Remember I am talking about the calculations you add that emulate the hardware, particularly the computation of the temperature value. Since they are mathematically defined by thermodynamics much more general than the context of this problem, I would be inclined to put them in realized code that I did procedurally or functionally outside of the OO development (e.g., in a function library or a reusable package). Procedural/functional techniques are more intuitive and tend to be more terse than OO solutions, especially for algorithmic processing. Since the algorithms don't change there is no maintainability issue once one gets them working. In that world literal, hierarchical daisy-chaining of imperatives is the normal operating mode. B-)
From a more philosophical perspective, all software solutions aredaisy-chained. The tricky part is to do it without creating implementation level dependencies, which is the OO goal. The tools for that are things like encapsulation, implementation hiding, peer-to-peer collaboration, and separation of message and method in OOA/D. So in OOA/D we daisy chain by sending messages from one object ot another on a peer-to-peer basis. If one looks at a UML Sequence Diagram, that is exactly what it describes -- connecting the behavior dots in time via passing messages. (Note that events are pure messages.) However, in OOA/D defining collaboration messages to connect the dots is usually the last thing we do (after we define objects, responsibilities, relationships, state machines, behaviors, etc.) while in procedural/functional development message and response are not separated at all.

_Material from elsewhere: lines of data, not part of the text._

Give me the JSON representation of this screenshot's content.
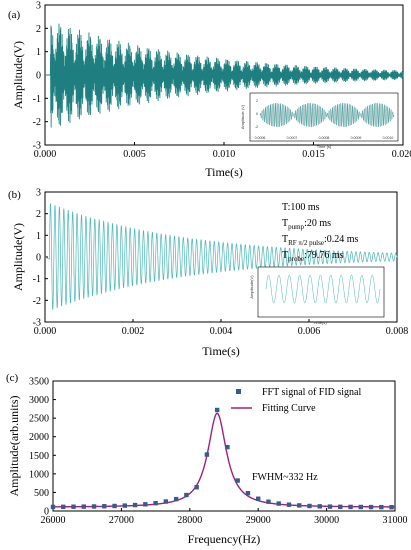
{
  "colors": {
    "signal_a": "#1f7f80",
    "signal_a_fill": "#2a9aa0",
    "signal_b": "#4db6b6",
    "fft_marker": "#3a5a8c",
    "fit_curve": "#a0207a",
    "baseline": "#666666"
  },
  "chart_data": [
    {
      "panel": "(a)",
      "type": "line",
      "title": "",
      "xlabel": "Time(s)",
      "ylabel": "Amplitude(V)",
      "xlim": [
        0,
        0.02
      ],
      "ylim": [
        -3,
        3
      ],
      "xticks": [
        "0.000",
        "0.005",
        "0.010",
        "0.015",
        "0.020"
      ],
      "yticks": [
        "-3",
        "-2",
        "-1",
        "0",
        "1",
        "2",
        "3"
      ],
      "series": [
        {
          "kind": "decaying-oscillation",
          "x_start": 0,
          "peak_amplitude": 2.4,
          "decay_time_s": 0.008,
          "envelope_period_s": 0.00055
        }
      ],
      "inset": {
        "ylabel": "Amplitude (V)",
        "xlabel": "Time (s)",
        "xticks": [
          "0.0006",
          "0.0007",
          "0.0008",
          "0.0009",
          "0.0010"
        ],
        "yticks": [
          "2",
          "0",
          "-2"
        ],
        "oscillation_bursts": 4
      }
    },
    {
      "panel": "(b)",
      "type": "line",
      "title": "",
      "xlabel": "Time(s)",
      "ylabel": "Amplitude(V)",
      "xlim": [
        0,
        0.008
      ],
      "ylim": [
        -3,
        3
      ],
      "xticks": [
        "0.000",
        "0.002",
        "0.004",
        "0.006",
        "0.008"
      ],
      "yticks": [
        "-3",
        "-2",
        "-1",
        "0",
        "1",
        "2",
        "3"
      ],
      "series": [
        {
          "kind": "decaying-oscillation",
          "x_start": 0.0001,
          "peak_amplitude": 2.5,
          "decay_time_s": 0.003
        }
      ],
      "annotations": {
        "T": "T:100 ms",
        "T_pump": "T",
        "T_pump_sub": "pump",
        "T_pump_val": ":20 ms",
        "T_rf": "T",
        "T_rf_sub": "RF π/2 pulse",
        "T_rf_val": ":0.24 ms",
        "T_probe": "T",
        "T_probe_sub": "probe",
        "T_probe_val": ":79.76 ms"
      },
      "inset": {
        "ylabel": "Amplitude(V)",
        "xlabel": "Time(s)",
        "cycles": 11
      }
    },
    {
      "panel": "(c)",
      "type": "scatter",
      "title": "",
      "xlabel": "Frequency(Hz)",
      "ylabel": "Amplitude(arb.units)",
      "xlim": [
        26000,
        31000
      ],
      "ylim": [
        0,
        3500
      ],
      "xticks": [
        "26000",
        "27000",
        "28000",
        "29000",
        "30000",
        "31000"
      ],
      "yticks": [
        "0",
        "500",
        "1000",
        "1500",
        "2000",
        "2500",
        "3000",
        "3500"
      ],
      "series": [
        {
          "name": "FFT signal of FID signal",
          "x": [
            26000,
            26150,
            26300,
            26450,
            26600,
            26750,
            26900,
            27050,
            27200,
            27350,
            27500,
            27650,
            27800,
            27950,
            28100,
            28250,
            28400,
            28550,
            28700,
            28850,
            29000,
            29150,
            29300,
            29450,
            29600,
            29750,
            29900,
            30050,
            30200,
            30350,
            30500,
            30650,
            30800,
            30950
          ],
          "y": [
            110,
            112,
            115,
            118,
            122,
            128,
            135,
            145,
            160,
            180,
            210,
            255,
            320,
            430,
            640,
            1520,
            2720,
            1720,
            820,
            480,
            330,
            250,
            200,
            170,
            150,
            135,
            125,
            118,
            113,
            110,
            108,
            106,
            104,
            102
          ]
        },
        {
          "name": "Fitting Curve",
          "center": 28400,
          "fwhm": 332,
          "amplitude": 2530,
          "offset": 100
        }
      ],
      "legend_position": "top-right",
      "annotation": "FWHM~332 Hz"
    }
  ]
}
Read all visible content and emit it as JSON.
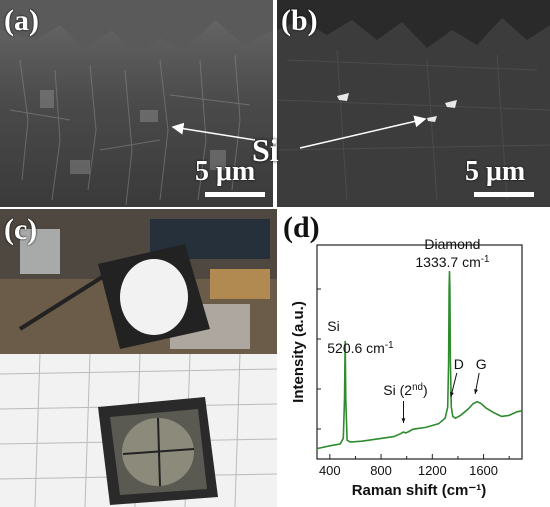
{
  "panels": {
    "a": {
      "label": "(a)",
      "scale": "5 μm"
    },
    "b": {
      "label": "(b)",
      "scale": "5 μm"
    },
    "c": {
      "label": "(c)"
    },
    "d": {
      "label": "(d)"
    }
  },
  "si_annotation": "Si",
  "chart_data": {
    "type": "line",
    "xlabel": "Raman shift (cm⁻¹)",
    "ylabel": "Intensity (a.u.)",
    "xlim": [
      300,
      1900
    ],
    "xticks": [
      400,
      800,
      1200,
      1600
    ],
    "ylim": [
      0,
      1
    ],
    "line_color": "#2e8b2e",
    "series": [
      {
        "x": [
          300,
          400,
          480,
          505,
          515,
          520,
          525,
          535,
          560,
          650,
          800,
          900,
          950,
          975,
          990,
          1010,
          1050,
          1150,
          1250,
          1300,
          1320,
          1327,
          1331,
          1334,
          1337,
          1341,
          1348,
          1360,
          1380,
          1420,
          1480,
          1520,
          1550,
          1580,
          1620,
          1680,
          1740,
          1800,
          1860,
          1900
        ],
        "y": [
          0.035,
          0.05,
          0.06,
          0.09,
          0.3,
          0.62,
          0.3,
          0.08,
          0.07,
          0.075,
          0.09,
          0.1,
          0.115,
          0.125,
          0.12,
          0.125,
          0.14,
          0.15,
          0.17,
          0.2,
          0.26,
          0.5,
          0.9,
          1.0,
          0.9,
          0.5,
          0.26,
          0.21,
          0.2,
          0.215,
          0.25,
          0.28,
          0.29,
          0.28,
          0.255,
          0.23,
          0.21,
          0.215,
          0.235,
          0.24
        ]
      }
    ],
    "annotations": [
      {
        "text": "Diamond",
        "x": 1333.7,
        "line2": "1333.7 cm",
        "sup": "-1"
      },
      {
        "text": "Si",
        "x": 520.6,
        "line2": "520.6 cm",
        "sup": "-1"
      },
      {
        "text": "Si (2",
        "sup": "nd",
        "tail": ")",
        "x": 975
      },
      {
        "text": "D",
        "x": 1360
      },
      {
        "text": "G",
        "x": 1550
      }
    ]
  }
}
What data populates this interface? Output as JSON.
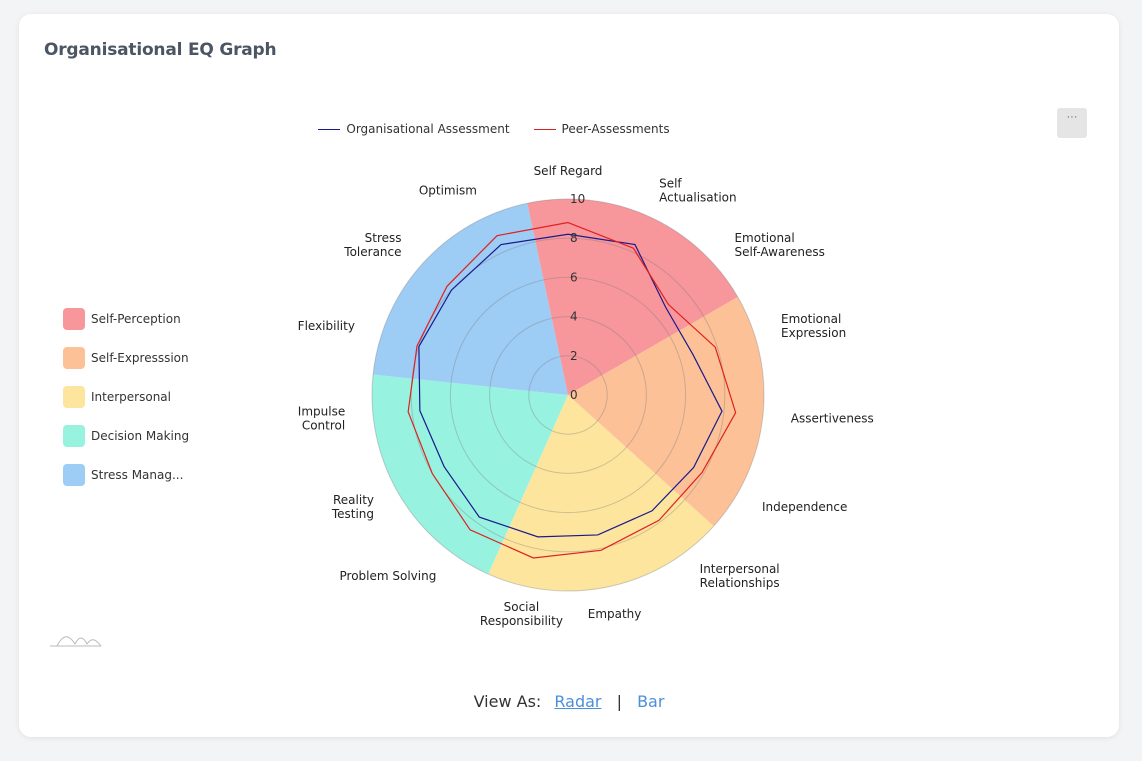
{
  "card": {
    "title": "Organisational EQ Graph",
    "menu_label": "···"
  },
  "legend_top": [
    {
      "label": "Organisational Assessment",
      "color": "#1a1a8c"
    },
    {
      "label": "Peer-Assessments",
      "color": "#e02020"
    }
  ],
  "legend_side": [
    {
      "label": "Self-Perception",
      "color": "#f7969b"
    },
    {
      "label": "Self-Expresssion",
      "color": "#fcc197"
    },
    {
      "label": "Interpersonal",
      "color": "#fde59e"
    },
    {
      "label": "Decision Making",
      "color": "#98f2e0"
    },
    {
      "label": "Stress Manag...",
      "color": "#9dccf5"
    }
  ],
  "view_as": {
    "label": "View As:",
    "radar": "Radar",
    "separator": "|",
    "bar": "Bar"
  },
  "chart_data": {
    "type": "radar",
    "rlim": [
      0,
      10
    ],
    "r_ticks": [
      "0",
      "2",
      "4",
      "6",
      "8",
      "10"
    ],
    "axes": [
      {
        "label": [
          "Self Regard"
        ],
        "group": 0
      },
      {
        "label": [
          "Self",
          "Actualisation"
        ],
        "group": 0
      },
      {
        "label": [
          "Emotional",
          "Self-Awareness"
        ],
        "group": 0
      },
      {
        "label": [
          "Emotional",
          "Expression"
        ],
        "group": 1
      },
      {
        "label": [
          "Assertiveness"
        ],
        "group": 1
      },
      {
        "label": [
          "Independence"
        ],
        "group": 1
      },
      {
        "label": [
          "Interpersonal",
          "Relationships"
        ],
        "group": 2
      },
      {
        "label": [
          "Empathy"
        ],
        "group": 2
      },
      {
        "label": [
          "Social",
          "Responsibility"
        ],
        "group": 2
      },
      {
        "label": [
          "Problem Solving"
        ],
        "group": 3
      },
      {
        "label": [
          "Reality",
          "Testing"
        ],
        "group": 3
      },
      {
        "label": [
          "Impulse",
          "Control"
        ],
        "group": 3
      },
      {
        "label": [
          "Flexibility"
        ],
        "group": 4
      },
      {
        "label": [
          "Stress",
          "Tolerance"
        ],
        "group": 4
      },
      {
        "label": [
          "Optimism"
        ],
        "group": 4
      }
    ],
    "series": [
      {
        "name": "Organisational Assessment",
        "color": "#1a1a8c",
        "values": [
          8.2,
          8.4,
          6.7,
          6.7,
          7.9,
          7.4,
          7.3,
          7.3,
          7.4,
          7.7,
          7.3,
          7.6,
          8.0,
          8.0,
          8.4
        ]
      },
      {
        "name": "Peer-Assessments",
        "color": "#e02020",
        "values": [
          8.8,
          8.2,
          6.9,
          7.9,
          8.6,
          7.9,
          7.9,
          8.1,
          8.5,
          8.5,
          8.0,
          8.2,
          8.1,
          8.3,
          8.9
        ]
      }
    ]
  }
}
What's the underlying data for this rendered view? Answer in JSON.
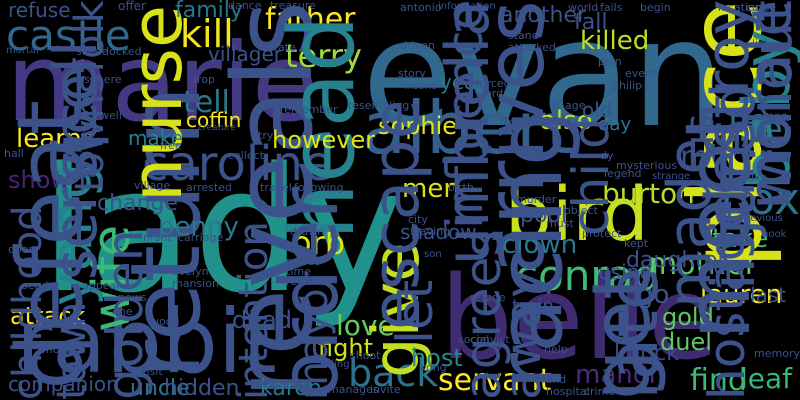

If you feel the computations are complicated enough to warrant distributing over multiple objects and you want to do an OO solution for those computations, then I would suggest tucking it in a subsystem where you can address that problem alone. In that subsystem you may or may not choose to use events for communication. But that subsystem would still just return a temperature value when it was done and that would be encapsulated in a single method in your software the simulates the control system.
I imagine Blocks representing elements of the system, and they can be connected together in any sort of pattern, with loops and interconnections all over the place. Change any little thing and it's hard to maintain one iteration. Or maybe you mean the blocks are just arranged in a queue, and my code
for (ptr = list.begin(); ptr != list.end(); ptr++) (*ptr)->timeis(t);
would be replaced by
ptr = list.begin(); (*ptr)->timeis(t); // rely on first object to tickle second, etc.
This is close to the event-based approach. The most rigorous approach to state machine design is a variation on DbC.
What's DbC?
Design by Contract. Back in the Structured Programming Days the notion was that there is a contract between caller and callee that can be explicitly defined. That contract imposes constraints on the caller (preconditions) and the callee (postconditions and invariants). It has been highly influential in the application of formal specification methods.
It was adapted by the R-T/E people for use with state machines in the way I described. It was also adapted by Bertrand Meyer and others to be applied to OOPLs and OO development. However, the basic idea remains despite modifications to the formalism.
************* There is nothing wrong with me that could not be cured by a capful of Drano.